Hat hier jemand Hartz IV gesagt?

Bundesregierung Bei seiner Regierungserklärung macht der neue Arbeitsminister Hubertus Heil deutlich, worüber er in der kommenden Legislaturperiode lieber nicht sprechen möchte
Vielleicht hat Hubertus Heil (r.) Jens Spahn (l.) ja persönlich erklärt, ob Hartz IV nun eigentlich ausreicht
Vielleicht hat Hubertus Heil (r.) Jens Spahn (l.) ja persönlich erklärt, ob Hartz IV nun eigentlich ausreicht

Foto: Tobias Schwarz/AFP/Getty Images

“Mutig“ sei Angela Merkels gestrige Regierungserklärung gewesen, so das allgemeine Echo. Diese Empfindung hat wohl damit zu tun, dass die Kanzlerin von der „Spaltung“ der Gesellschaft sprach, für ihre Verhältnisse geradezu unverblümt. Nur: Was Merkel meinte, das war die Spaltung hinsichtlich der Geflüchteten und ihrer Integration in Deutschland. Nicht so sehr die in Arm und Reich. Von der war nur kurz die Rede.

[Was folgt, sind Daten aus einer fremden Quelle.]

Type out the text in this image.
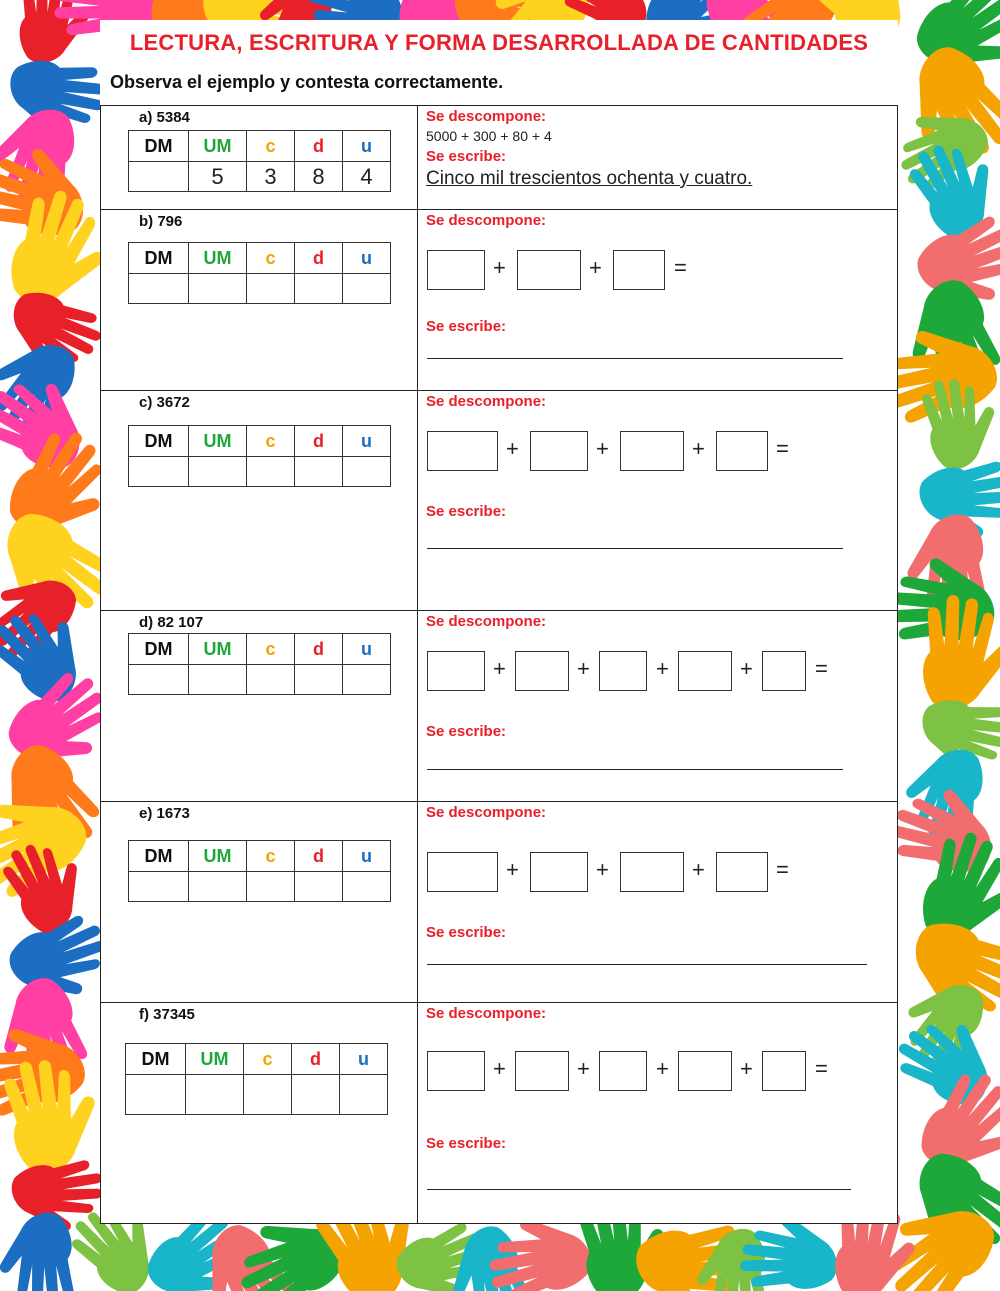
LECTURA, ESCRITURA Y FORMA DESARROLLADA DE CANTIDADES
Observa el ejemplo y contesta correctamente.
a) 5384
DM	UM	c	d	u
	5	3	8	4
Se descompone:
5000 + 300 + 80 + 4
Se escribe:
Cinco mil trescientos ochenta y cuatro.
b) 796
DM	UM	c	d	u

Se descompone:
+	+	=
Se escribe:
c) 3672
DM	UM	c	d	u

Se descompone:
+	+	+	=
Se escribe:
d) 82 107
DM	UM	c	d	u

Se descompone:
+	+	+	+	=
Se escribe:
e) 1673
DM	UM	c	d	u

Se descompone:
+	+	+	=
Se escribe:
f) 37345
DM	UM	c	d	u

Se descompone:
+	+	+	+	=
Se escribe:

Das hätte eine Steilvorlage für Hubertus Heil von der nach „Erneuerung“ strebenden SPD sein können. Zumal Merkels Parteikollege Jens Spahn in den vergangenen Tagen seinen Teil dazu beigetragen hatte, Armut und soziale Ungleichheit in Deutschland ganz im Interesse der Privilegierten zu thematisieren.

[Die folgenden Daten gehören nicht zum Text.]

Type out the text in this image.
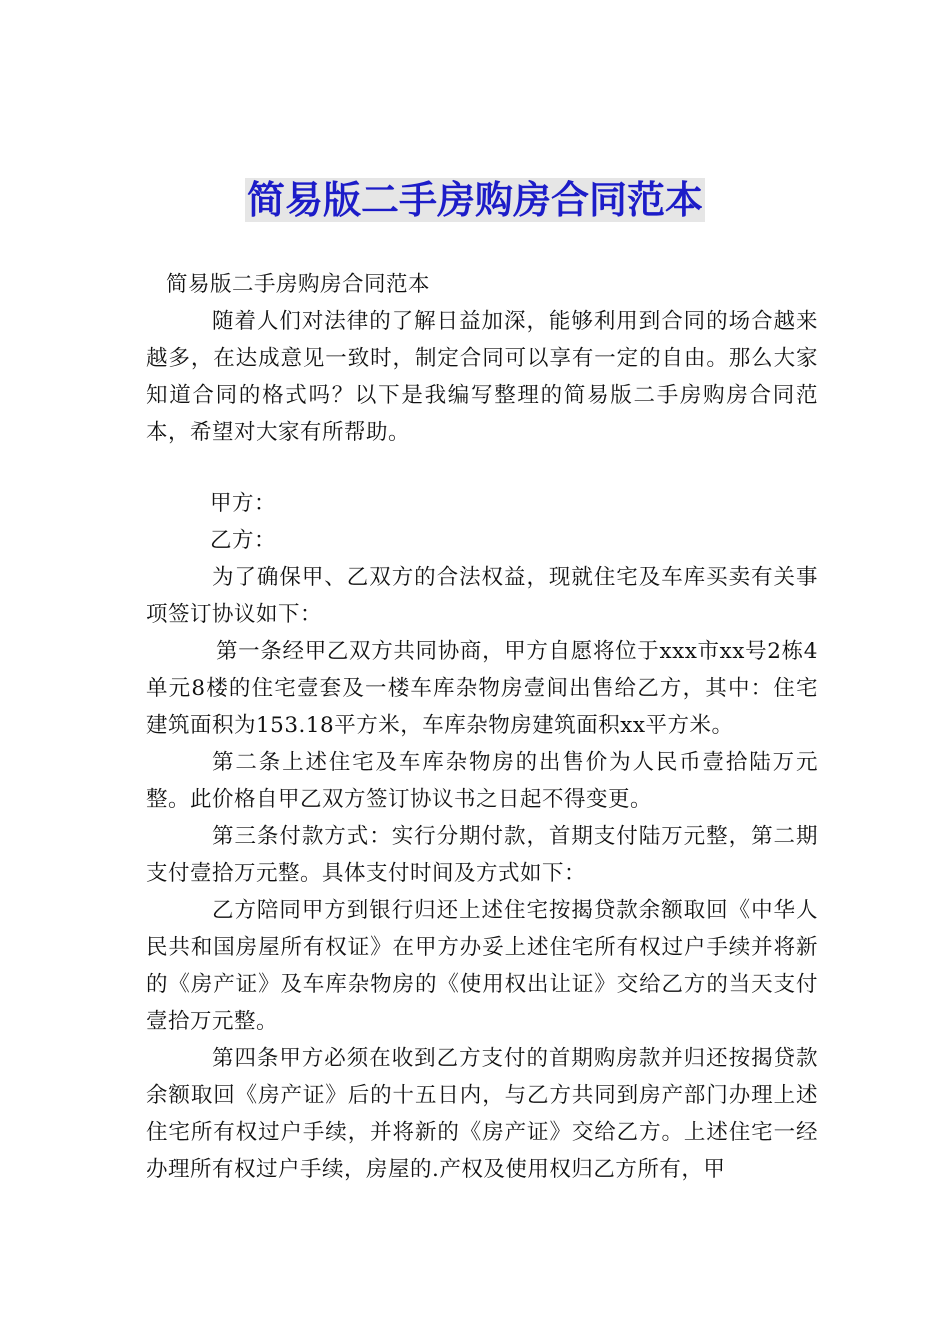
简易版二手房购房合同范本

简易版二手房购房合同范本

随着人们对法律的了解日益加深，能够利用到合同的场合越来越多，在达成意见一致时，制定合同可以享有一定的自由。那么大家知道合同的格式吗？以下是我编写整理的简易版二手房购房合同范本，希望对大家有所帮助。

甲方：

乙方：

为了确保甲、乙双方的合法权益，现就住宅及车库买卖有关事项签订协议如下：

第一条经甲乙双方共同协商，甲方自愿将位于xxx市xx号2栋4单元8楼的住宅壹套及一楼车库杂物房壹间出售给乙方，其中：住宅建筑面积为153.18平方米，车库杂物房建筑面积xx平方米。

第二条上述住宅及车库杂物房的出售价为人民币壹拾陆万元整。此价格自甲乙双方签订协议书之日起不得变更。

第三条付款方式：实行分期付款，首期支付陆万元整，第二期支付壹拾万元整。具体支付时间及方式如下：

乙方陪同甲方到银行归还上述住宅按揭贷款余额取回《中华人民共和国房屋所有权证》在甲方办妥上述住宅所有权过户手续并将新的《房产证》及车库杂物房的《使用权出让证》交给乙方的当天支付壹拾万元整。

第四条甲方必须在收到乙方支付的首期购房款并归还按揭贷款余额取回《房产证》后的十五日内，与乙方共同到房产部门办理上述住宅所有权过户手续，并将新的《房产证》交给乙方。上述住宅一经办理所有权过户手续，房屋的.产权及使用权归乙方所有，甲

Nun, Heil hat es immerhin versucht. Der neue Arbeits- und Sozialminister sprach an diesem Donnerstag im Bundestag über die ungleiche Verteilung der Vermögen, bezeichnete sein Ministerium gar als die “Herzkammer” der Bundesregierung, von der aus in den nächsten 100 Tagen etwa der Grundstein für das Rückkehrrecht von Teil- in Vollzeit gelegt und der „Masterplan“ gegen Kinderarmut entworfen werden soll. Doch bei Masterplänen ist Skepsis ebenso angebracht wie bei „Kommissionen“ – letztere stehen meist schlicht für die Vertagung einer drängenden Themas, hier: einen – O-Ton Heil – “verlässlichen Generationenvertrag”, der langfristig eine den Lebensstandard sichernde Rente ermöglichen soll. Wer glaubt, dass Schwarz-Rot die Renten-Frage mit einer Kommission bald belastbar beantworten wird, sei um seinen unerschütterlichen Optimismus beneidet.

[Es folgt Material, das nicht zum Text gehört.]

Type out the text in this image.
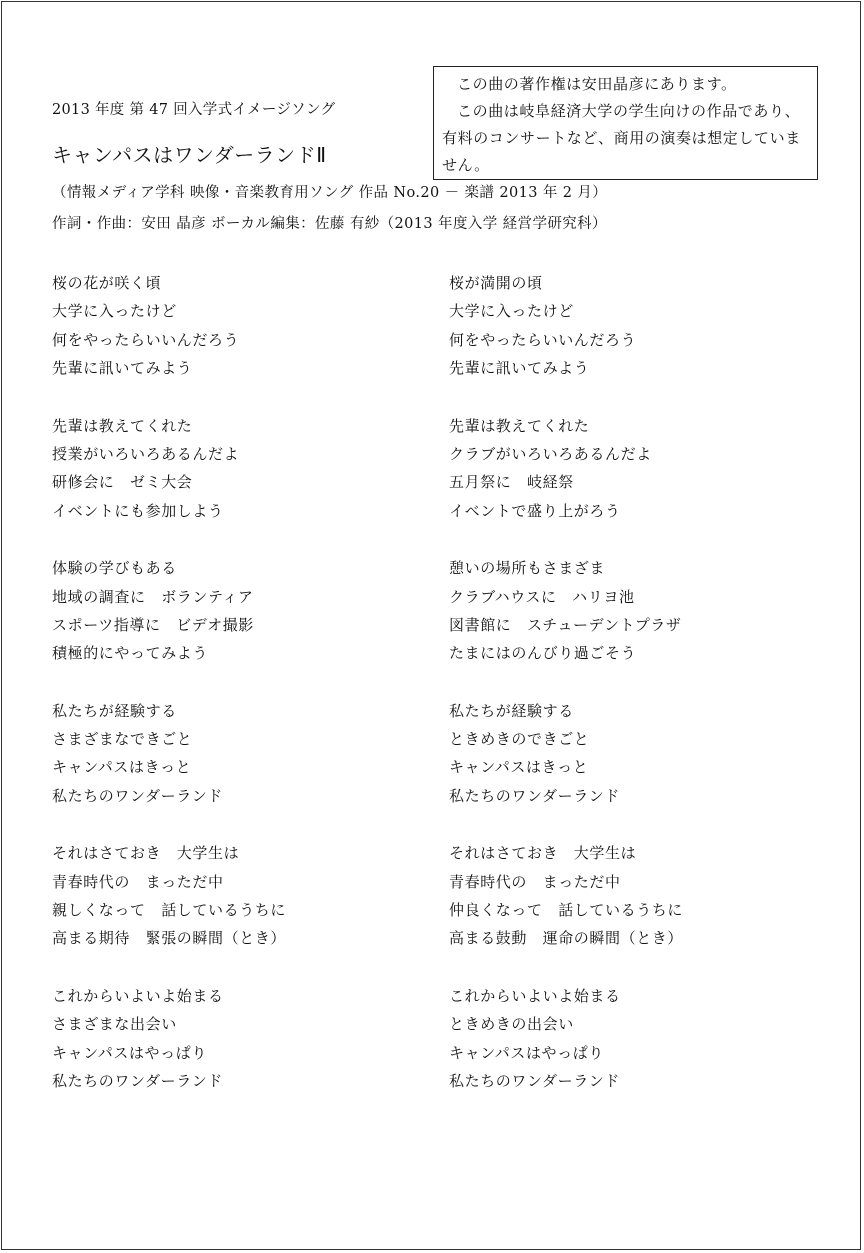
この曲の著作権は安田晶彦にあります。

この曲は岐阜経済大学の学生向けの作品であり、有料のコンサートなど、商用の演奏は想定していません。

2013 年度 第 47 回入学式イメージソング
キャンパスはワンダーランドⅡ
（情報メディア学科 映像・音楽教育用ソング 作品 No.20 － 楽譜 2013 年 2 月）
作詞・作曲：安田 晶彦 ボーカル編集：佐藤 有紗（2013 年度入学 経営学研究科）
桜の花が咲く頃
大学に入ったけど
何をやったらいいんだろう
先輩に訊いてみよう
先輩は教えてくれた
授業がいろいろあるんだよ
研修会に　ゼミ大会
イベントにも参加しよう
体験の学びもある
地域の調査に　ボランティア
スポーツ指導に　ビデオ撮影
積極的にやってみよう
私たちが経験する
さまざまなできごと
キャンパスはきっと
私たちのワンダーランド
それはさておき　大学生は
青春時代の　まっただ中
親しくなって　話しているうちに
高まる期待　緊張の瞬間（とき）
これからいよいよ始まる
さまざまな出会い
キャンパスはやっぱり
私たちのワンダーランド
桜が満開の頃
大学に入ったけど
何をやったらいいんだろう
先輩に訊いてみよう
先輩は教えてくれた
クラブがいろいろあるんだよ
五月祭に　岐経祭
イベントで盛り上がろう
憩いの場所もさまざま
クラブハウスに　ハリヨ池
図書館に　スチューデントプラザ
たまにはのんびり過ごそう
私たちが経験する
ときめきのできごと
キャンパスはきっと
私たちのワンダーランド
それはさておき　大学生は
青春時代の　まっただ中
仲良くなって　話しているうちに
高まる鼓動　運命の瞬間（とき）
これからいよいよ始まる
ときめきの出会い
キャンパスはやっぱり
私たちのワンダーランド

Von Hartz IV nichts zu hören

Für Hubertus Heil geht es “um einen handlungsfähigen Sozialstaat, der Lebensrisiken verlässlich und armutsfest absichert, auf den die Menschen sich verlassen können.” Aber der Sozialstaat müsse, wo immer es geht, auch Chancen auf ein selbstbestimmtes Leben eröffnen: “Und deshalb bemisst sich für mich die Qualität des Sozialstaates nicht allein an der Frage nach der Höhe des sozialen Transfers. Der ist notwendig, er muss armutsfest sein bei großen Lebensrisiken. Aber die eigentliche Frage ist, ob wir es schaffen, nicht Menschen in Armut zu verwalten, sondern die Chance auf ein freies und selbstbestimmtes Leben zu eröffnen.”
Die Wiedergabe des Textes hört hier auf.